Улинька озадаченно пожала плечами.
– Брось, Катенька, не надо сейчас об этом говорить. – попросил Евпсихий Алексеевич. – Родителей не выбирают.
– Да понятно, что не выбирают, но всё это очень жестоко!.. очень жестоко!..
Улинька совсем не откликнулась на тему жестокости мамы и папы, а сосредоточилась на настоящих чрезвычайных необыкновенностях, вдумчиво нашёптывая про себя запомнившиеся имена людей, ставших ей такими близкими –
– А как тебя зовут? – с неожиданной игривой подозрительностью девочка ткнула пальцем в крысу.
– Меня?? – на секунду опешила крыса.
– Конечно тебя. Когда со всеми знакомятся, то надо обязательно представляться по имени.
– Вообще-то меня зовут настолько странно, что и представляться не имеет смысла. Но для вас я могу зваться Марусей. Да-да, зовите меня Марусей, я буду очень рада.

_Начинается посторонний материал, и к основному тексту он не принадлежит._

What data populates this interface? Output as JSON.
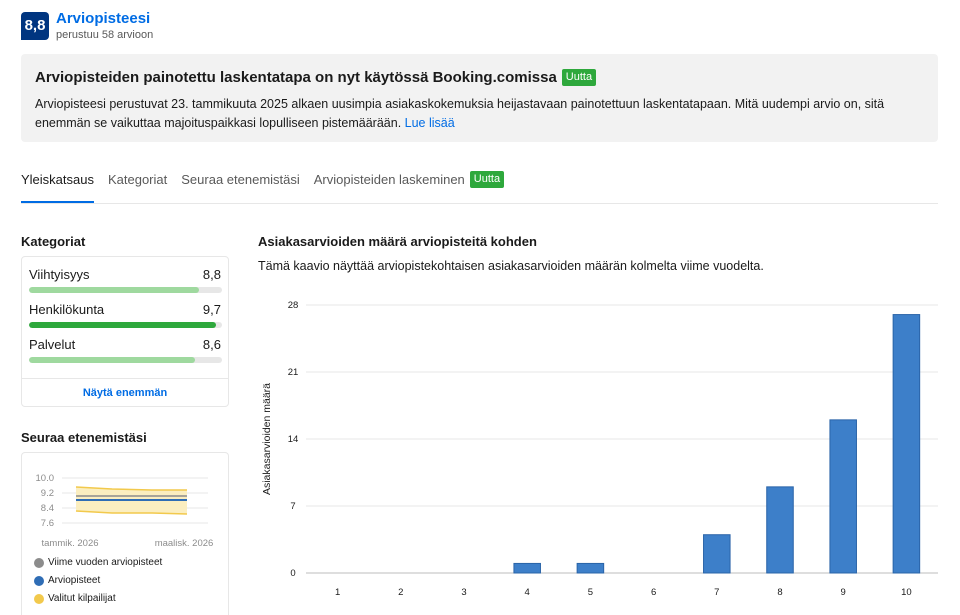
{
  "header": {
    "score": "8,8",
    "title": "Arviopisteesi",
    "subtitle": "perustuu 58 arvioon",
    "score_color": "#003580"
  },
  "notice": {
    "title": "Arviopisteiden painotettu laskentatapa on nyt käytössä Booking.comissa",
    "badge": "Uutta",
    "body": "Arviopisteesi perustuvat 23. tammikuuta 2025 alkaen uusimpia asiakaskokemuksia heijastavaan painotettuun laskentatapaan. Mitä uudempi arvio on, sitä enemmän se vaikuttaa majoituspaikkasi lopulliseen pistemäärään.",
    "link": "Lue lisää"
  },
  "tabs": [
    {
      "label": "Yleiskatsaus",
      "active": true
    },
    {
      "label": "Kategoriat"
    },
    {
      "label": "Seuraa etenemistäsi"
    },
    {
      "label": "Arviopisteiden laskeminen",
      "badge": "Uutta"
    }
  ],
  "categories": {
    "heading": "Kategoriat",
    "items": [
      {
        "name": "Viihtyisyys",
        "score": "8,8",
        "fill": 0.88,
        "color": "#9fd99f"
      },
      {
        "name": "Henkilökunta",
        "score": "9,7",
        "fill": 0.97,
        "color": "#2ea83c"
      },
      {
        "name": "Palvelut",
        "score": "8,6",
        "fill": 0.86,
        "color": "#9fd99f"
      }
    ],
    "show_more": "Näytä enemmän"
  },
  "follow": {
    "heading": "Seuraa etenemistäsi",
    "yticks": [
      "10.0",
      "9.2",
      "8.4",
      "7.6"
    ],
    "xticks": [
      "tammik. 2026",
      "maalisk. 2026"
    ],
    "legend": [
      {
        "label": "Viime vuoden arviopisteet",
        "color": "#8c8c8c"
      },
      {
        "label": "Arviopisteet",
        "color": "#2f6db5"
      },
      {
        "label": "Valitut kilpailijat",
        "color": "#f2c94c"
      }
    ]
  },
  "chart": {
    "title": "Asiakasarvioiden määrä arviopisteitä kohden",
    "subtitle": "Tämä kaavio näyttää arviopistekohtaisen asiakasarvioiden määrän kolmelta viime vuodelta."
  },
  "chart_data": {
    "type": "bar",
    "categories": [
      "1",
      "2",
      "3",
      "4",
      "5",
      "6",
      "7",
      "8",
      "9",
      "10"
    ],
    "values": [
      0,
      0,
      0,
      1,
      1,
      0,
      4,
      9,
      16,
      27
    ],
    "ylabel": "Asiakasarvioiden määrä",
    "xlabel": "",
    "yticks": [
      0,
      7,
      14,
      21,
      28
    ],
    "ylim": [
      0,
      28
    ],
    "grid": true,
    "bar_color": "#3d7fc9"
  }
}
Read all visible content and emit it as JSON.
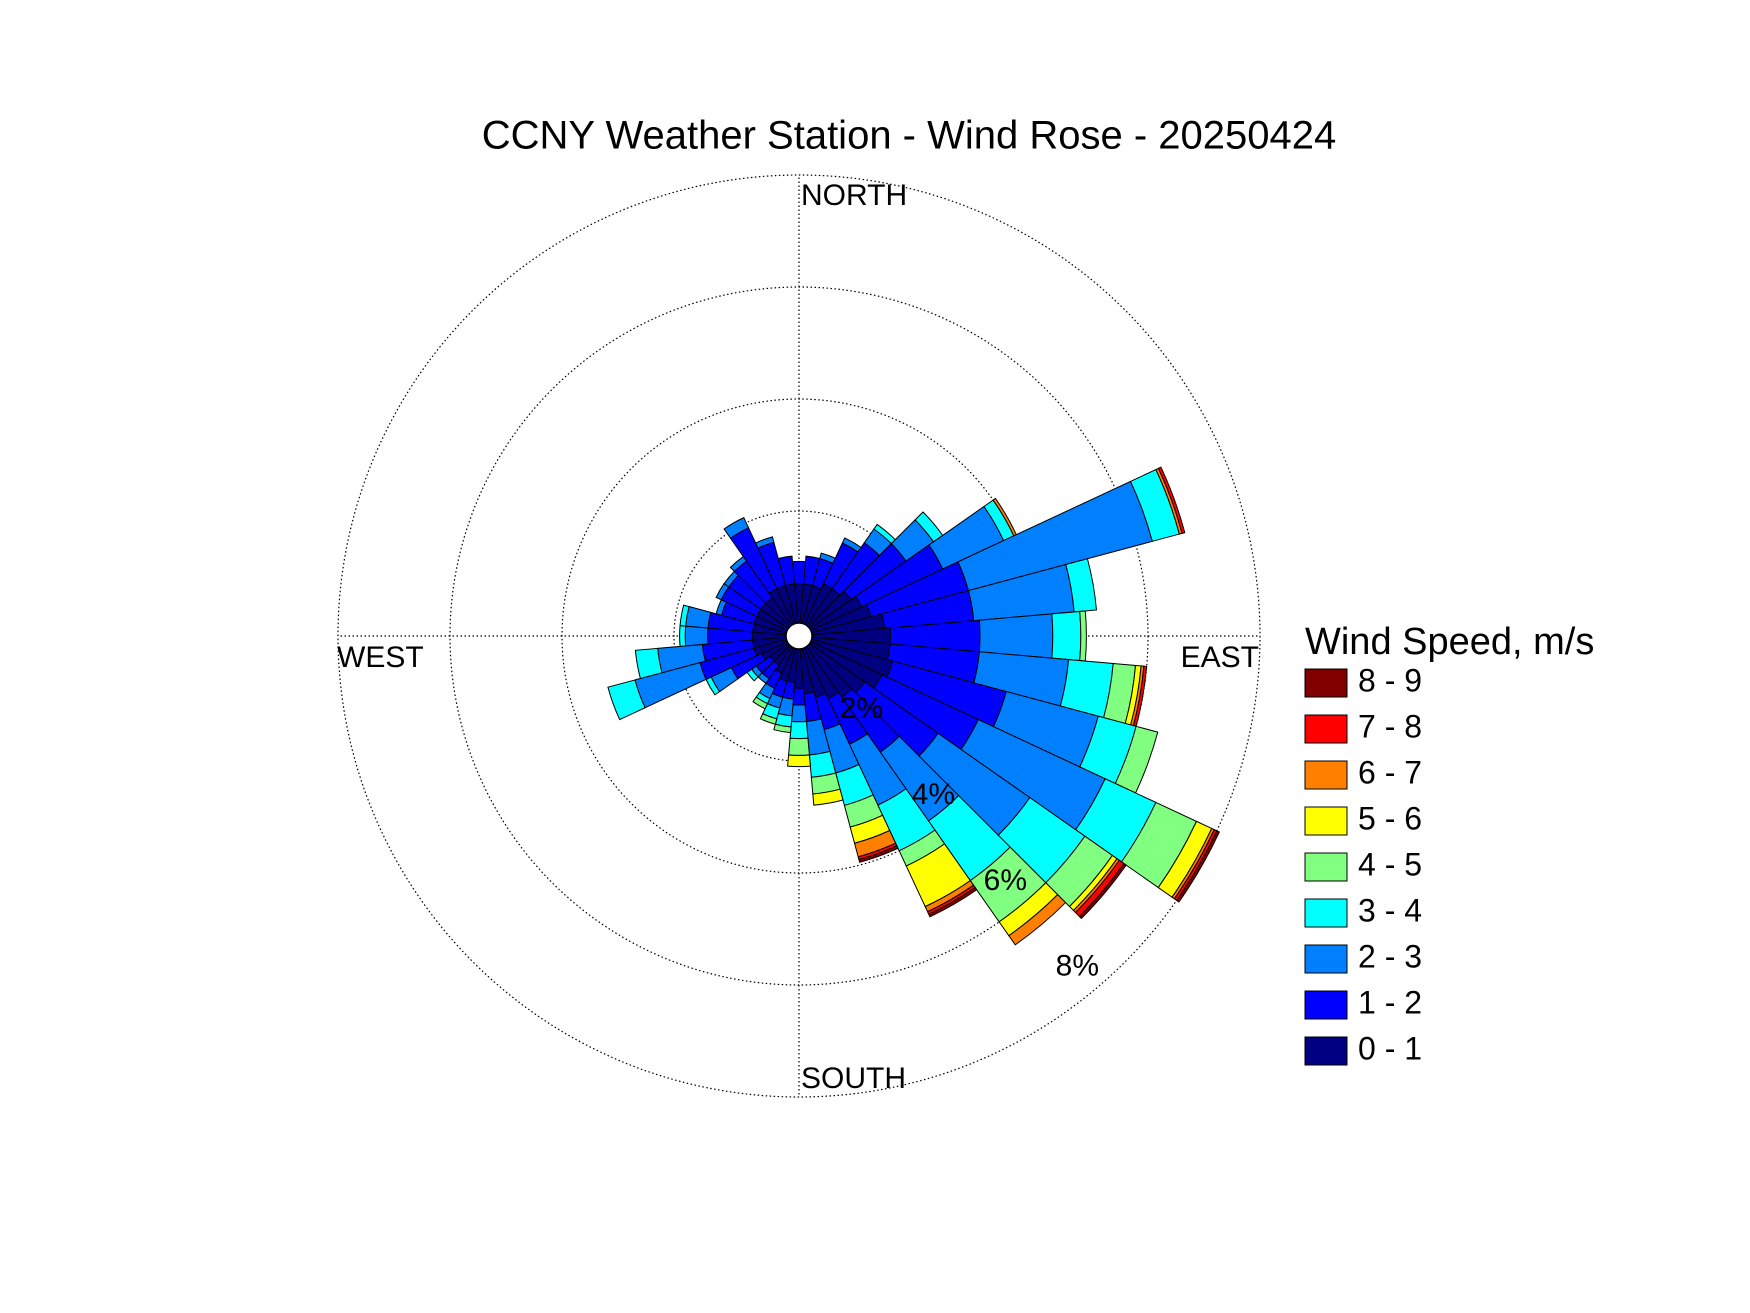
{
  "chart_data": {
    "type": "windrose",
    "title": "CCNY Weather Station - Wind Rose - 20250424",
    "legend_title": "Wind Speed, m/s",
    "direction_labels": [
      "NORTH",
      "EAST",
      "SOUTH",
      "WEST"
    ],
    "x": [
      0,
      10,
      20,
      30,
      40,
      50,
      60,
      70,
      80,
      90,
      100,
      110,
      120,
      130,
      140,
      150,
      160,
      170,
      180,
      190,
      200,
      210,
      220,
      230,
      240,
      250,
      260,
      270,
      280,
      290,
      300,
      310,
      320,
      330,
      340,
      350
    ],
    "rlim": [
      0,
      8
    ],
    "rticks": [
      {
        "value": 2,
        "label": "2%"
      },
      {
        "value": 4,
        "label": "4%"
      },
      {
        "value": 6,
        "label": "6%"
      },
      {
        "value": 8,
        "label": "8%"
      }
    ],
    "grid": true,
    "series": [
      {
        "name": "0 - 1",
        "color": "#000080",
        "values": [
          0.7,
          0.7,
          0.7,
          0.8,
          0.8,
          0.9,
          1.0,
          1.1,
          1.3,
          1.4,
          1.4,
          1.5,
          1.4,
          1.2,
          1.1,
          1.0,
          0.9,
          0.8,
          0.7,
          0.6,
          0.6,
          0.5,
          0.4,
          0.4,
          0.5,
          0.6,
          0.6,
          0.6,
          0.6,
          0.6,
          0.6,
          0.6,
          0.6,
          0.7,
          0.7,
          0.7
        ]
      },
      {
        "name": "1 - 2",
        "color": "#0000ff",
        "values": [
          0.4,
          0.5,
          0.5,
          0.8,
          1.0,
          1.2,
          1.6,
          1.8,
          1.6,
          1.6,
          1.6,
          2.1,
          1.9,
          1.6,
          1.2,
          0.9,
          0.6,
          0.5,
          0.3,
          0.3,
          0.3,
          0.3,
          0.3,
          0.3,
          0.6,
          1.0,
          0.9,
          0.8,
          0.8,
          0.6,
          0.7,
          0.7,
          0.8,
          1.2,
          0.8,
          0.5
        ]
      },
      {
        "name": "2 - 3",
        "color": "#0080ff",
        "values": [
          0,
          0,
          0.1,
          0.1,
          0.3,
          0.6,
          1.2,
          3.4,
          1.8,
          1.3,
          1.6,
          1.7,
          2.5,
          2.0,
          1.5,
          1.2,
          0.8,
          0.6,
          0.3,
          0.3,
          0.2,
          0.2,
          0.1,
          0.1,
          0.4,
          1.2,
          0.8,
          0.4,
          0.4,
          0.1,
          0.1,
          0.1,
          0.1,
          0.2,
          0.1,
          0
        ]
      },
      {
        "name": "3 - 4",
        "color": "#00ffff",
        "values": [
          0,
          0,
          0,
          0,
          0.1,
          0.2,
          0.2,
          0.5,
          0.4,
          0.5,
          0.8,
          0.7,
          1.0,
          1.2,
          1.3,
          0.9,
          0.6,
          0.4,
          0.3,
          0.2,
          0.2,
          0.1,
          0,
          0.1,
          0.1,
          0.5,
          0.4,
          0.1,
          0.1,
          0,
          0,
          0,
          0,
          0,
          0,
          0
        ]
      },
      {
        "name": "4 - 5",
        "color": "#80ff80",
        "values": [
          0,
          0,
          0,
          0,
          0,
          0,
          0,
          0,
          0,
          0.1,
          0.4,
          0.4,
          0.8,
          0.6,
          0.9,
          0.3,
          0.4,
          0.3,
          0.3,
          0.1,
          0.1,
          0.1,
          0,
          0,
          0,
          0,
          0,
          0,
          0,
          0,
          0,
          0,
          0,
          0,
          0,
          0
        ]
      },
      {
        "name": "5 - 6",
        "color": "#ffff00",
        "values": [
          0,
          0,
          0,
          0,
          0,
          0,
          0,
          0,
          0,
          0,
          0.1,
          0,
          0.3,
          0.1,
          0.3,
          0.8,
          0.3,
          0.2,
          0.2,
          0,
          0,
          0,
          0,
          0,
          0,
          0,
          0,
          0,
          0,
          0,
          0,
          0,
          0,
          0,
          0,
          0
        ]
      },
      {
        "name": "6 - 7",
        "color": "#ff8000",
        "values": [
          0,
          0,
          0,
          0,
          0,
          0,
          0.05,
          0.05,
          0,
          0,
          0.05,
          0,
          0.05,
          0.05,
          0.2,
          0.1,
          0.25,
          0,
          0,
          0,
          0,
          0,
          0,
          0,
          0,
          0,
          0,
          0,
          0,
          0,
          0,
          0,
          0,
          0,
          0,
          0
        ]
      },
      {
        "name": "7 - 8",
        "color": "#ff0000",
        "values": [
          0,
          0,
          0,
          0,
          0,
          0,
          0,
          0.05,
          0,
          0,
          0.05,
          0,
          0.05,
          0.1,
          0,
          0.05,
          0.05,
          0,
          0,
          0,
          0,
          0,
          0,
          0,
          0,
          0,
          0,
          0,
          0,
          0,
          0,
          0,
          0,
          0,
          0,
          0
        ]
      },
      {
        "name": "8 - 9",
        "color": "#800000",
        "values": [
          0,
          0,
          0,
          0,
          0,
          0,
          0,
          0,
          0,
          0,
          0,
          0,
          0.05,
          0.05,
          0,
          0.05,
          0.05,
          0,
          0,
          0,
          0,
          0,
          0,
          0,
          0,
          0,
          0,
          0,
          0,
          0,
          0,
          0,
          0,
          0,
          0,
          0
        ]
      }
    ]
  }
}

– Крыса Маруся! – весело прихлопнула в ладоши Улинька.
Взрослые тоже развеселились такому занятному известию, и согласились прозывать крысу Марусей. Хотя, Лев Моисеевич и проворчал что-то про неуместность в данных обстоятельствах поддаваться всяческому детскому баловству. Тогда Евпсихий Алексеевич спросил, уж не считает ли Лев Моисеевич крысу каким-то второстепенным существом, недостойным носить человеческое имя?.. Лев Моисеевич мягко огрызнулся, сказав, что он совсем так не считает, что можете хоть всё дубы тут вокруг прозывать человеческими именами.
– Знакомьтесь: дуб Коля! – тут же принялась баловаться Улинька, указывая пальцем на ближайшее дерево и миловидно улыбаясь, но Евпсихий Алексеевич осторожным осудительным взглядом пресёк эту забаву, действительно неуместную при данных обстоятельствах.
– Интересно, а где остальные жильцы нашего дома?.. Либо они остались живыми и их извлекли из-под обломков, либо они все попали в ад?.. – удивившись суровости своей внезапной догадки, произнесла Катенька.
– Ещё бы нам убедиться, что мы сами не в аду. – пробурчал Лев Моисеевич. – Как говаривала моя бабка, расплачиваясь со стоматологом за вставную челюсть: когда слишком хорошо – это тоже плохо!..
– Катенька, да разве ты окончательно отделила себя от живых?.. – удивлённо развёл руками Евпсихий Алексеевич. – Нет, разумеется, я не сомневаюсь, что реальность нашего существования несколько изменилась, возможно, что и значительно изменилась, но мы ведь – некоторым образом – выглядим живыми. Некоторым образом, мы являемся особями, сохранившими разум и человеческие телеса.
– Евпсихий, ты придираешься к словам, а я всё-таки побеспокоилась не о нас, а о прочих жильцах дома… Вот, скажем, бабулька Полина Юрьевна – где она сейчас?..
– Не удивлюсь, если Полину Юрьевну сейчас черти жарят. – усмехнулся Лев Моисеевич. – За язык её неугомонный.
– Ох чья бы корова, Лев Моисеевич, мычала! – покачал головой Евпсихий Алексеевич, а Катенька и крыса Маруся улыбнулись, заметив, как старик зарделся.